Yulin shook his head. “I know nothing of the ways to and from. I have kept the vows. Perhaps others . . . scholars, traitorous ones.” He glanced at Quinn. “But no doubt you will go looking. There’s no containing you.” The master sighed, as though despairing of his houseguest. “The future is changing.”
Suzong drew closer. “It always was. The garden walls, my husband, were only a temporary refuge.”
Yulin was perched on that wall. And needed a push. Quinn summoned all his wits. He had studied for one week. What did he know of the Chalin? What of the Entire? But he knew more than he could logically summon.
He let himself speak from the heart: “Maybe you’ll gain a new future for your people. The Tarig made this world. They also made you subservient. They require you to fight the Long War against the Paion at Ahnenhoon.”
He went on, “Why don’t the Tarig, with all their power, end the Long War? Because they have little to lose. They don’t fight, but require the sways to send their conscripts by the thousands, by the tens of thousands.”
“And they die,” Yulin murmured.
“Yes,” Suzong said. “Die early and often. Our young warriors, the best of us.” Suzong’s bright amber eyes looked like jewels, afire in the furnace glare of the sun.

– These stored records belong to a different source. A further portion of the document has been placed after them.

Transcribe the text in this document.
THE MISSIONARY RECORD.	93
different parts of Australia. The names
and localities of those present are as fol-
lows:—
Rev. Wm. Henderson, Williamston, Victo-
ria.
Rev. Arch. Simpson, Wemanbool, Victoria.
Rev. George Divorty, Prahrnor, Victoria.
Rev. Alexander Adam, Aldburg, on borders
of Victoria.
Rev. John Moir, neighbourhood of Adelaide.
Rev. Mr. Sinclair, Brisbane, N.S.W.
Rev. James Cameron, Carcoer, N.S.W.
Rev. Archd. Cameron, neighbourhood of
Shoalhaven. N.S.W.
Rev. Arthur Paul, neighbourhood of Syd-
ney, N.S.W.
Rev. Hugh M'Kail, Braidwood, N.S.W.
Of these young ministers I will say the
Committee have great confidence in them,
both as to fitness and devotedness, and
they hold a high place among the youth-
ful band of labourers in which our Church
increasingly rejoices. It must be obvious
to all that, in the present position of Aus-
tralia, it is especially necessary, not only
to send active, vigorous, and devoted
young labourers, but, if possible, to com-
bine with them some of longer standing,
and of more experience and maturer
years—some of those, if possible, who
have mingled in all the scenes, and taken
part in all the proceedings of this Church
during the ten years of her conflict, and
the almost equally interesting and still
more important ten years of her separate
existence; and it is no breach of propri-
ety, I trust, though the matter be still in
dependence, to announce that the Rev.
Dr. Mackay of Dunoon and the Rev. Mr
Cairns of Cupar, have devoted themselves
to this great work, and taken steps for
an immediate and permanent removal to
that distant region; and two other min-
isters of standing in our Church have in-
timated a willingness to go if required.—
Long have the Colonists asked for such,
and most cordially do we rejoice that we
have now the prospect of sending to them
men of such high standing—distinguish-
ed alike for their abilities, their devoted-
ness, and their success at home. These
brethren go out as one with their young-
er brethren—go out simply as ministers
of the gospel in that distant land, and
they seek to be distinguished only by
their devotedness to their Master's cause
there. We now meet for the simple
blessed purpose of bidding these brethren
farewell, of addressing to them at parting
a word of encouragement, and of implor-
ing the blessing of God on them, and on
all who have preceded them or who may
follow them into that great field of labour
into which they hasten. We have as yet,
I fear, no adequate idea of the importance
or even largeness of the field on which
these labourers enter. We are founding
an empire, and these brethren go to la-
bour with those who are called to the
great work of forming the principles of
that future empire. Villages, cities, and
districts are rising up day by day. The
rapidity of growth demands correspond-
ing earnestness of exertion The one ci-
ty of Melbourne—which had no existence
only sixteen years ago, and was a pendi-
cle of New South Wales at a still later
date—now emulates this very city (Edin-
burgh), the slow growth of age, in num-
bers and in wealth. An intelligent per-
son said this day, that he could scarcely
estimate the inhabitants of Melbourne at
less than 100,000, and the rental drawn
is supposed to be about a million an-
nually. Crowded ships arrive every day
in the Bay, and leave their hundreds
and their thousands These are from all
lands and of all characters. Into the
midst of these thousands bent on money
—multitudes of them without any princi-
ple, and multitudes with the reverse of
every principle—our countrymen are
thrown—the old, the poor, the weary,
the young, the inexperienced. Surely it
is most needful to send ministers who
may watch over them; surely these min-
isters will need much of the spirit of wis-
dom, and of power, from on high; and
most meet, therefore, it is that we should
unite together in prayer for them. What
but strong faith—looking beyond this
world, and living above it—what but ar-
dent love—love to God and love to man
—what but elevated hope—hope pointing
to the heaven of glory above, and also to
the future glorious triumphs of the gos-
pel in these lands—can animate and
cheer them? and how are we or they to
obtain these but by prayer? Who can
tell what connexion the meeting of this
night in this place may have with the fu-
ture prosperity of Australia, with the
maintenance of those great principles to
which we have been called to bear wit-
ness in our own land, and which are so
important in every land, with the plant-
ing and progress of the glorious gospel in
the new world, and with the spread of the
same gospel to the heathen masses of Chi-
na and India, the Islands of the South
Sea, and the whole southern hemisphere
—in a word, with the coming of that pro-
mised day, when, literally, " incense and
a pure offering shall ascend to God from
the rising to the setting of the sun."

The room was heavy with silence. Anzi looked like she was afraid to move, for fear of toppling the conversation in the wrong direction. He had the attention of Yulin and Suzong, had their imagination. And it was lit. He followed some underground stream of logic. It was all he could do, as ignorant as he was. It might even be true that the Tarig were invulnerable. But even if they were, Quinn would use them, would use Yulin, to take back what was his.
“What would the Chalin people rise to, given their lead, given a chance to say how they wanted to live?” Quinn plunged on. “You’re comfortable, Master Yulin, but not free.” In desperation, he turned to Suzong. Not everyone quailed before the bright lords. Yulin was a loyalist; but Suzong— ah, Suzong hated them. He said to her, “Do you want to serve the Tarig all your days?”
Yulin waited for her to answer Quinn’s challenge, and Anzi watched with wide eyes.
Suzong’s mouth quavered. “Serve them?” she whispered. “Who could wish to shovel the dung of beku?” She added, her mouth widening into a lively smile, “When one can ride them instead?”
Standing still as a mountain, Yulin had narrowed his eyes as he regarded his favorite wife. Perhaps he was thinking of trade and riches rather than defeat of the Tarig. But even if so, that might be enough to secure his allegiance.
At last Yulin nodded. “So be it, then.”
Quinn nodded. Yes. The garden can’t protect you anymore. For all the lies I’ve told, I know that much is true. In triumph, he stole a glance at Anzi, whose look took on a disturbing cast of adoration.
Warming to his decision, Yulin said, “We will find this small girl. And send her home.” He said it softly, as though hoping the lords wouldn’t hear.